Mugshots are one of the oldest methods of tracking the subjects law enforcement has to deal with, tracing back to the invention of the camera. Predating more modern methods of individual identification, mugshots and fingerprints were mostly what law enforcement professionals had to work with. They’re so handy that the practice is still done today.
The many purposes of mugshots
Mugshots serve many more purposes than just helping law enforcement keep tabs on people in custody. They serve as a means of witness identification when applicable. They also help guard the civil rights of people in custody. In countries that do not have much in the way of constitutional rights for prisoners, it is far too easy for a person arrested to be “disappeared” into the system. By documenting a person’s entrance into custody, the legal system is demonstrating the condition in which the person was arrested and the assumed identity of the subject. Cases of false arrest and mistaken identity have been cleared up after browsing and comparing mugshots.
Our legal system requires openness as part of constitutional rights. Even outside the domain of the arrested person’s civil rights, the public has the right to examine and scrutinize its practicing law enforcement through freedom of information laws. So while nobody likes having their mugshot taken, it still protects them through the measure of keeping the justice system honest.
Mugshots as part of a background check
The important aspect of mugshots in the context of a criminal background check is that mugshots are done at the time of arrest, notwithstanding the offense or outcome of their legal case. So even when the charges might be dropped later, or the arrested person has their day in court and is proven innocent, the mugshot stays there anyway. A mugshot search is a handy tool in quick background checks but should be treated as a lead up into further investigation, not the end of a background check itself.
The other handy thing about using mugshots is that they are made more accessible than other kinds of court records. The outcome of criminal cases may be subject to policies of privileged information, released only under official level queries, but mugshots can be re-published onto any old website. It’s just important to remember that by the standards of our legal system, every mugshot shows a person who is “innocent until proven guilty” at the time it was taken.

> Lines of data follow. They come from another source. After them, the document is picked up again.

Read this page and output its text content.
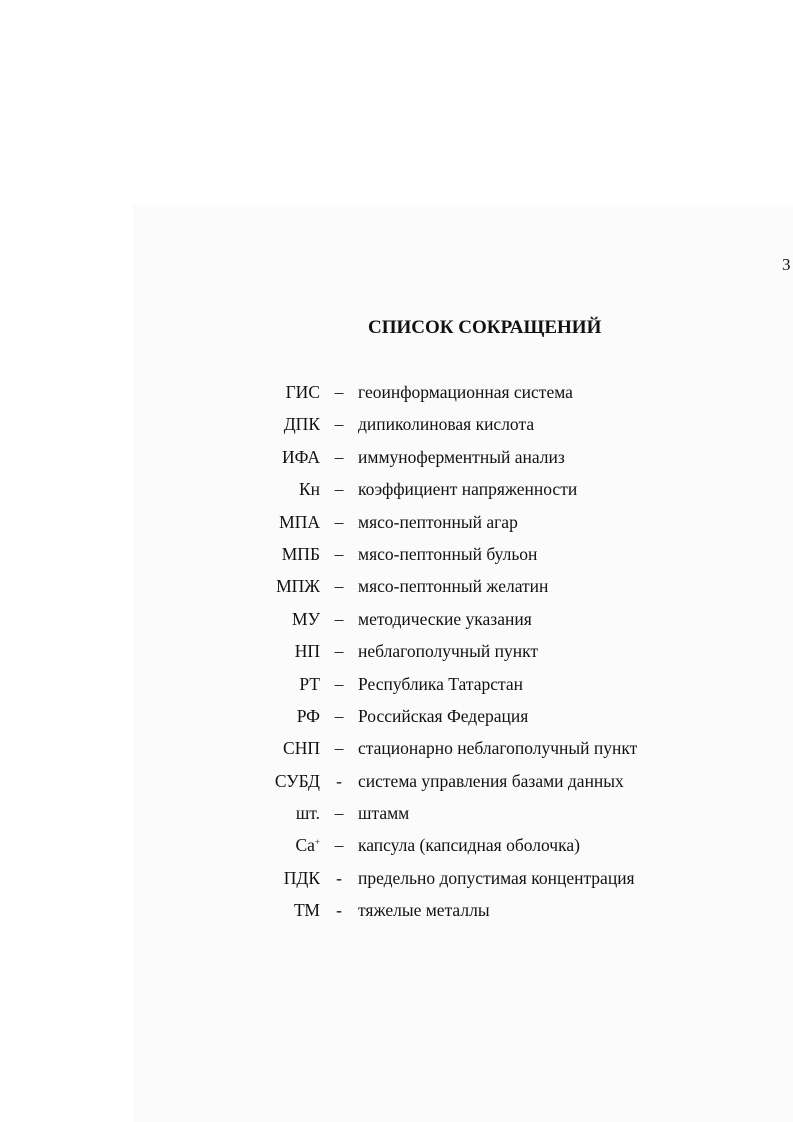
3

СПИСОК СОКРАЩЕНИЙ
ГИС – геоинформационная система
ДПК – дипиколиновая кислота
ИФА – иммуноферментный анализ
Кн – коэффициент напряженности
МПА – мясо-пептонный агар
МПБ – мясо-пептонный бульон
МПЖ – мясо-пептонный желатин
МУ – методические указания
НП – неблагополучный пункт
РТ – Республика Татарстан
РФ – Российская Федерация
СНП – стационарно неблагополучный пункт
СУБД - система управления базами данных
шт. – штамм
Са+ – капсула (капсидная оболочка)
ПДК - предельно допустимая концентрация
ТМ - тяжелые металлы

For a mugshot search, you will only need a full name, but a state and county help narrow your search down. You’ll also need any aliases of that person, such as legal name changes through marriage. Typically even close matches will come up, so middle names or variant spellings won’t be too much of an obstacle.
Where to go from a positive mugshot search result
Since mugshots are so accessible in public records, they’re used in everything from employment screenings to casual personal dating. In the event of a match, note the other information that the record brings up – typically the state and county the mugshot was taken and sometimes other data like date of birth. You can then use that information to further your investigation, finding out the offense and outcome of the charges.
What if you yourself come up in a mugshot search? Sorry, but you can’t have that record expunged. Even in cases where a subject was proven innocent and never got arrested again, the mugshot stays. But don’t feel like it’s that much of a mark against you. The most famous mugshot on the modern Internet is that of Bill Gates, founder of Microsoft, arrested for a traffic ticket as a youngster. That photo remains on the web to this day, and it doesn’t seem to have slowed him down.